McCann looked at the GPS screen. Once the COB had finished lighting into the operator, the navigation man and Cav had been the only ones involved with the unit yesterday. The back-up unit had worked fine.

McCann should have gotten involved. This was a new system, but he was fairly familiar with it. Not as familiar as he should have been, though. He knew every valve, pipe, panel, cable and piece of electronics inside this fast attack submarine. But he should have been in Cav’s back pocket.
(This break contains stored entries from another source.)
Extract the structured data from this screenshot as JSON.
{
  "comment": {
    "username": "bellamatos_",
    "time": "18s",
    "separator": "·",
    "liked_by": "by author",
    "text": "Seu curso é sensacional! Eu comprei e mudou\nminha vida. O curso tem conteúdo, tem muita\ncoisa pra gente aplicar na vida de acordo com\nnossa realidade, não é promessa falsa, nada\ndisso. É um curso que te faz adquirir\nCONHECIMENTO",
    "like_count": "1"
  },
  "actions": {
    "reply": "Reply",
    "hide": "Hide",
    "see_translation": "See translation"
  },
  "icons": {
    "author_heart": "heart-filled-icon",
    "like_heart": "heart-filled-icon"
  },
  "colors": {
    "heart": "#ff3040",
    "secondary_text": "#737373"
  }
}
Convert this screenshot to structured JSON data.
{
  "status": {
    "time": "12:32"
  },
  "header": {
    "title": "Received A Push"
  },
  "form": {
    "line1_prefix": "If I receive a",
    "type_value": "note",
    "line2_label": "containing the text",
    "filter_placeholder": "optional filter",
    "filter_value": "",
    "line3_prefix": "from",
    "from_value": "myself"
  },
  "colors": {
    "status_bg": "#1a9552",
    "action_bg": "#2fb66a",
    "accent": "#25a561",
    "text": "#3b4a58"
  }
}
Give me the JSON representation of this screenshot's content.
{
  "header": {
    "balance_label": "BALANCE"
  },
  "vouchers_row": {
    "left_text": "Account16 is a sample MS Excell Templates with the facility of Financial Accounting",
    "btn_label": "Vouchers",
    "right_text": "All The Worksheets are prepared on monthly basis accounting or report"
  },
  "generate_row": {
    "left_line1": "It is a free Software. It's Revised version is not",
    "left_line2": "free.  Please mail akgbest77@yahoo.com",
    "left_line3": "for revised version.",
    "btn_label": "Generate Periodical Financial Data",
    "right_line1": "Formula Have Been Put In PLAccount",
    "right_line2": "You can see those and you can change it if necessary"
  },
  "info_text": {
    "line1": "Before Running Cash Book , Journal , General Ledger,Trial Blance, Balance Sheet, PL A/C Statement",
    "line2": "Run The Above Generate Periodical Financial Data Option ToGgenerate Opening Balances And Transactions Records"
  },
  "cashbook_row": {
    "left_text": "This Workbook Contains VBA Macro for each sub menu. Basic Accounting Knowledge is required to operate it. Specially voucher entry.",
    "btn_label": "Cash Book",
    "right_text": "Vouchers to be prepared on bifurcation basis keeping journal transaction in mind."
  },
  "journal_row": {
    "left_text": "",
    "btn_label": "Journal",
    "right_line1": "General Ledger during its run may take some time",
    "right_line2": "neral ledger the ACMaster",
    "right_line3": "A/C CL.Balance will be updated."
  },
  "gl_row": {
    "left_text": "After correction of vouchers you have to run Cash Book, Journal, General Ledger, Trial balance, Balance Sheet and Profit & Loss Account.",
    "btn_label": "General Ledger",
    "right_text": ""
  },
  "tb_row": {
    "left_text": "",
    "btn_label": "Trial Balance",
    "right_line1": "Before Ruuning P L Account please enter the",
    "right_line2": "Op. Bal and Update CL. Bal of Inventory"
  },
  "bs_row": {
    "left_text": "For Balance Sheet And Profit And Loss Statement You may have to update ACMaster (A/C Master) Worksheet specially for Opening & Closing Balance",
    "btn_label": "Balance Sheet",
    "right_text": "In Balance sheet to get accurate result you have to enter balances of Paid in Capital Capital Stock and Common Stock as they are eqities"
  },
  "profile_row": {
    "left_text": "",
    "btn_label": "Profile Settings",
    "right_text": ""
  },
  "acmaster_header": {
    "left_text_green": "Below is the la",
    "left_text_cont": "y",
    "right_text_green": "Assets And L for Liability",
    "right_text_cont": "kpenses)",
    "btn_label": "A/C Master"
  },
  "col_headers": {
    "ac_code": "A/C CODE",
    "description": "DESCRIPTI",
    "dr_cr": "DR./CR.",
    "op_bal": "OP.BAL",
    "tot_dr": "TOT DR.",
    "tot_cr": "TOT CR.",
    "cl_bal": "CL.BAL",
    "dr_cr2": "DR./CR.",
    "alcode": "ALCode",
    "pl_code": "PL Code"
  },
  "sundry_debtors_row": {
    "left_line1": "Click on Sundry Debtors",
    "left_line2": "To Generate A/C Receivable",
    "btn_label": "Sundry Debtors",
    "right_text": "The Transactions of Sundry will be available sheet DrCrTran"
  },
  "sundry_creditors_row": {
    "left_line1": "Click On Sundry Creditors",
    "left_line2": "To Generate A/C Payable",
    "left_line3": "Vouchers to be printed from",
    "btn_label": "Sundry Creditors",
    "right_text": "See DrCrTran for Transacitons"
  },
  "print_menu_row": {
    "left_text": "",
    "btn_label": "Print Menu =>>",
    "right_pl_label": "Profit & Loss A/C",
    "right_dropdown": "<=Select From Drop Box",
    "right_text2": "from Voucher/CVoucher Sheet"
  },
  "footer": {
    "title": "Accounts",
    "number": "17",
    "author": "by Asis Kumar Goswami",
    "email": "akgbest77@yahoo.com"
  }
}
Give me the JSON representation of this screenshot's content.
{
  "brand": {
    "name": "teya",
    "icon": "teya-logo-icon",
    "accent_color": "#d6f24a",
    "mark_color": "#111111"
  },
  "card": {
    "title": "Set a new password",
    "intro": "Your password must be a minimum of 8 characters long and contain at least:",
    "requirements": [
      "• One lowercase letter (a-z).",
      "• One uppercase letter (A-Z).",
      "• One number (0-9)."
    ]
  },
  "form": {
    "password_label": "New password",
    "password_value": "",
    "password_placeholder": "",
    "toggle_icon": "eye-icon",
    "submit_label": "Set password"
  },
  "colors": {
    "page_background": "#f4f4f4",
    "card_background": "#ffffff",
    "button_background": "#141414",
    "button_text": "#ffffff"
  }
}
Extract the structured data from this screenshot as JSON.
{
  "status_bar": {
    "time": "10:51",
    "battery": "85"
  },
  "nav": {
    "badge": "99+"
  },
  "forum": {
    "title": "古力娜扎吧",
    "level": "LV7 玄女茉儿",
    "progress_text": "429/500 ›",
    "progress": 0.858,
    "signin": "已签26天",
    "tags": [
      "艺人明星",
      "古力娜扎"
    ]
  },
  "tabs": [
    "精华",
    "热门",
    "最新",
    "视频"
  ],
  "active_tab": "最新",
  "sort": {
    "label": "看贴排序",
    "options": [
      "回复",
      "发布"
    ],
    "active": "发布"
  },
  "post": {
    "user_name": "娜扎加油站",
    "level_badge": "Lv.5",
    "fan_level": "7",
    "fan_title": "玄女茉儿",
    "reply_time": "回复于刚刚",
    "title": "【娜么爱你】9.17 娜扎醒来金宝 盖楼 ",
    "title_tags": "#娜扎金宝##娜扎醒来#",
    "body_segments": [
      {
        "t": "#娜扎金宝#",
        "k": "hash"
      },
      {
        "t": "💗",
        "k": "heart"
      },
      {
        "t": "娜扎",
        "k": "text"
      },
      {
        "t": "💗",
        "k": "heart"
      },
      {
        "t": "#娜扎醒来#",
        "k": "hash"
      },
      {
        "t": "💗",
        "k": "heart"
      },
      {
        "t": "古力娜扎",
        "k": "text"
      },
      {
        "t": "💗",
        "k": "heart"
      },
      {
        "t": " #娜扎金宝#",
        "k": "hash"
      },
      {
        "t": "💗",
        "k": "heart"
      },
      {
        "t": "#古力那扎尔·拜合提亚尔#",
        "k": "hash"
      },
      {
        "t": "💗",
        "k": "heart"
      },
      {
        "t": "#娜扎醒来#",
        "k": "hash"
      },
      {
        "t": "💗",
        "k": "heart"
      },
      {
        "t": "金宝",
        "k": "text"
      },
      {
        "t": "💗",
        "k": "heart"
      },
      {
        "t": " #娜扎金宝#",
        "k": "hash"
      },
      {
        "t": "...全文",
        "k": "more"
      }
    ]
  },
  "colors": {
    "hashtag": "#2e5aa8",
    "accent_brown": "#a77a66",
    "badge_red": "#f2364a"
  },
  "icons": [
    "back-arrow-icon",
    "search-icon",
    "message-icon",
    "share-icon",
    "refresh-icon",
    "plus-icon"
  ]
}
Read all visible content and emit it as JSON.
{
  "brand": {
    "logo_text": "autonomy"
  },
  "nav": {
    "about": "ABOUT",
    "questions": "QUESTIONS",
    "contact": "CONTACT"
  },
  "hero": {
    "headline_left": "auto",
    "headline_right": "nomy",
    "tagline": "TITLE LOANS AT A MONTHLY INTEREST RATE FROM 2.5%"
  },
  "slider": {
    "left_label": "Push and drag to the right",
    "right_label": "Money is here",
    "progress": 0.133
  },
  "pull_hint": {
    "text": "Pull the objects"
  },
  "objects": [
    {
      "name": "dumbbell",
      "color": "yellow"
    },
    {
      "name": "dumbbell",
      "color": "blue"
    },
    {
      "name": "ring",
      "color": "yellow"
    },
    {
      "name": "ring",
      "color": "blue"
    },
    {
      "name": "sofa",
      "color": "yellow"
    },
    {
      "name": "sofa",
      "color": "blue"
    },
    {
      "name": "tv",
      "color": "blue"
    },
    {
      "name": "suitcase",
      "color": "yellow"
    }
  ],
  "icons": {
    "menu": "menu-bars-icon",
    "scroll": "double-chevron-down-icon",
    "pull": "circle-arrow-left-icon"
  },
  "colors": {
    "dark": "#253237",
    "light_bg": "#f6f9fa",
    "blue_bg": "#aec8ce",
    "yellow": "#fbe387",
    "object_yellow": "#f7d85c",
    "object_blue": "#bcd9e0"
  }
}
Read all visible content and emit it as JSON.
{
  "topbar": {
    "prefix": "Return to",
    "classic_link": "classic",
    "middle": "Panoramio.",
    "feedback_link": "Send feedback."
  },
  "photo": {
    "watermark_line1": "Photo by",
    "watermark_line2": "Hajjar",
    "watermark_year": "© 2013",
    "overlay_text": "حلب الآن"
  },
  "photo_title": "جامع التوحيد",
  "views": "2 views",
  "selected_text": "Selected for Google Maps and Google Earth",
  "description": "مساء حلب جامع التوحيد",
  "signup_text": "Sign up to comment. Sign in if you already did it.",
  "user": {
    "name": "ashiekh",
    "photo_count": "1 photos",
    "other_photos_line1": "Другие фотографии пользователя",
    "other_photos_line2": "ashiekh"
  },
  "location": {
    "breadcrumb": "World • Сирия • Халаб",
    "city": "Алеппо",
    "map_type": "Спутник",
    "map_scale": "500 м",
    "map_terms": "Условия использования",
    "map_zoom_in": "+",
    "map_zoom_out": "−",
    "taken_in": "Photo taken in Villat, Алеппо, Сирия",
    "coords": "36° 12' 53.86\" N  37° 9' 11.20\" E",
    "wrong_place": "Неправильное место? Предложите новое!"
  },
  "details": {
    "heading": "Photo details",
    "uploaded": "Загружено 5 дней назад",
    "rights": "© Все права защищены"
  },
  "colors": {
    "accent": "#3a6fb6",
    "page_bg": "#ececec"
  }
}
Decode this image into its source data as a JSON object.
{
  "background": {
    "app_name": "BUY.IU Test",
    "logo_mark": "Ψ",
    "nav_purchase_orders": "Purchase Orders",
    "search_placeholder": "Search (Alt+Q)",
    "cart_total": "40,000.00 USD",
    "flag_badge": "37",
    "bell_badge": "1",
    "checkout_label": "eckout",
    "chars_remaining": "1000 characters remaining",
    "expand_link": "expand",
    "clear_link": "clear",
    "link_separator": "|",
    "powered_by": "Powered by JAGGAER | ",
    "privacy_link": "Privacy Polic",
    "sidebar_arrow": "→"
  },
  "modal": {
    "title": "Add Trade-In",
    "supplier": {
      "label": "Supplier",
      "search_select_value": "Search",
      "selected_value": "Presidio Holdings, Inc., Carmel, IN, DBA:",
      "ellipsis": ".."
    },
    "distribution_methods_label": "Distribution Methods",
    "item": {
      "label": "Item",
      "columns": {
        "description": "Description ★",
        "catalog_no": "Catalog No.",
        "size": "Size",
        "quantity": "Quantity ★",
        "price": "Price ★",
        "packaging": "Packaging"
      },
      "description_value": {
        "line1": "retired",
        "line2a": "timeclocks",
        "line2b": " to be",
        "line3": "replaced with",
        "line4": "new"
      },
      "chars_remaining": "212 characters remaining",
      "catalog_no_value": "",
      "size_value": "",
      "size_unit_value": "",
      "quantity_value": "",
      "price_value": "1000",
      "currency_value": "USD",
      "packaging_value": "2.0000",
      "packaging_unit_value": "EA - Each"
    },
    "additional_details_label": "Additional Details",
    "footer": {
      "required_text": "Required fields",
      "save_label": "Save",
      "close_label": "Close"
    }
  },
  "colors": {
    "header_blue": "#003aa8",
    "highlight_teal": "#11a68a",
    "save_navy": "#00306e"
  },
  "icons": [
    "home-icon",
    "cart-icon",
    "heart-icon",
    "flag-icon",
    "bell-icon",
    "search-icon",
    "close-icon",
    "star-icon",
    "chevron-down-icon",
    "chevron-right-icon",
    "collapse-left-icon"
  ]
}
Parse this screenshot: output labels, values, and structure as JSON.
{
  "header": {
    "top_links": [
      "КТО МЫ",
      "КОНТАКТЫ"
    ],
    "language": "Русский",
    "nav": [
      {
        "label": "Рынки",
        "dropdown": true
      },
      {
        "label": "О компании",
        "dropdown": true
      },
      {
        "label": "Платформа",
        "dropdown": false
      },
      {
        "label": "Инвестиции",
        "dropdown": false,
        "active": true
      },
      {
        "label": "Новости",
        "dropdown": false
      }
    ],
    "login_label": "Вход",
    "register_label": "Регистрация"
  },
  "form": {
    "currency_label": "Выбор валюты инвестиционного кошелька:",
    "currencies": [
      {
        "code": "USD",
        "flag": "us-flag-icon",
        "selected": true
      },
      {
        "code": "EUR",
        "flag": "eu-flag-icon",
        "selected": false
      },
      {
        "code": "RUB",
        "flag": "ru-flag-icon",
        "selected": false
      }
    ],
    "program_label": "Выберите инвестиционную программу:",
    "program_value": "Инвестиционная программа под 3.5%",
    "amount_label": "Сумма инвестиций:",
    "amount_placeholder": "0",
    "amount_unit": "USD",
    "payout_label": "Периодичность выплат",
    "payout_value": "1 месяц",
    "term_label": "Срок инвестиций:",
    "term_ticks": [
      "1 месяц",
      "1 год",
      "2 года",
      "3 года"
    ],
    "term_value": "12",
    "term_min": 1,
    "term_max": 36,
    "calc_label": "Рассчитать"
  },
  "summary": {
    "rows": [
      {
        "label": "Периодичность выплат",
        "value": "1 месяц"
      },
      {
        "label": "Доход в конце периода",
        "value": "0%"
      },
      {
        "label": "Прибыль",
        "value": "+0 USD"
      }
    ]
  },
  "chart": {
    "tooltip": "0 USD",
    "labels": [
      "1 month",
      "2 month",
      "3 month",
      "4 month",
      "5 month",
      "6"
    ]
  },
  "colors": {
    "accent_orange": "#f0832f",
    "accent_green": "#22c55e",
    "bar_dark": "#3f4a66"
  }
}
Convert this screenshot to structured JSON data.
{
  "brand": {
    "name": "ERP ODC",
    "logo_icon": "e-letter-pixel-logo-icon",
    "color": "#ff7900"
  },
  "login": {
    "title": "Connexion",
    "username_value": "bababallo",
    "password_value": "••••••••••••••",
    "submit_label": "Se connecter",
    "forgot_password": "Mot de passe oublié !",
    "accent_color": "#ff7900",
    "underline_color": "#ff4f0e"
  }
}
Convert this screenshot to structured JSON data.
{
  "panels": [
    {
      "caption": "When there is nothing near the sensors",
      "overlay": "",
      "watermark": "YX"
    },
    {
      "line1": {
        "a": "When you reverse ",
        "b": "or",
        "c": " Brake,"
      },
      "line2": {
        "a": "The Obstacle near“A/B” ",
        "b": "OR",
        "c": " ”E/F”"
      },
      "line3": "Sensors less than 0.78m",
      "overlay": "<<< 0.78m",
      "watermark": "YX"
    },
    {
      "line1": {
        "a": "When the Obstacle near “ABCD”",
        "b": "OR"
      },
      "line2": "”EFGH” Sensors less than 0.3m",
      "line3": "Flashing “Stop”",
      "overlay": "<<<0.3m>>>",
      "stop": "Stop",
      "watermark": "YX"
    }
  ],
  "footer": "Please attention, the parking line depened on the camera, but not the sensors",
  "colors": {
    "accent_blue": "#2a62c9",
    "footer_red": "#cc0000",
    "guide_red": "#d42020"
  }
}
He’d always been that way. On the wall above the engineering officer’s desk was a large print of the piping and instrumentation systems of the nuclear plant, mapping everything from the core’s main coolant piping to the last condensate pump pressure control valve. As part of one of his EO exams, McCann had to be able to reproduce it from memory, and he still could, he thought, if need be. As C.O., he knew everything about his sub — except some of the minute details of this new system. When they got out to sea, he’d learn the ins and outs of this, too.

“My men didn’t imagine the system malfunction,” he said, hearing his defenses kicking in.

“I’m not saying that your men imagined a problem yesterday,” she said calmly. “What I’m saying is that, whatever the problem was, they might not have had the means of diagnosing it correctly.”

McCann felt a little better about that. It would have been a major problem if he’d curtailed the start of a patrol over a couple of officers and operators misreading navigation screens. “What else could be wrong?”

“Can’t tell, yet. Give me a little time to work on it first.”

She reconnected a couple of probes to the module and started running another program. Her face registered everything going through her head. He could tell the moment she had something.

“What have you got?” he repeated.

“Must be a pain in the ass to work for,” she murmured under her breath.

“What did you say?”

“I said your crew must be fast workers, Commander.”

“Right,” he retorted. “Just tell me what you see.”

“The first possibility is that you might have a local area network failure,” she told him. “Everything looked good before, but as soon as I test for results through the next system, I pick up some malfunctioning.”

“What could cause that? Wiring?”

She shrugged. “Any number of things. Could be faulty wiring. The good news is that, at this point, I don’t think you’ll have to replace the ESGN unit. The bad news is that unless we can retrace what specific functions were being performed when the problem started, we’ll be searching in the dark for the faulty connections… if that’s what it is.”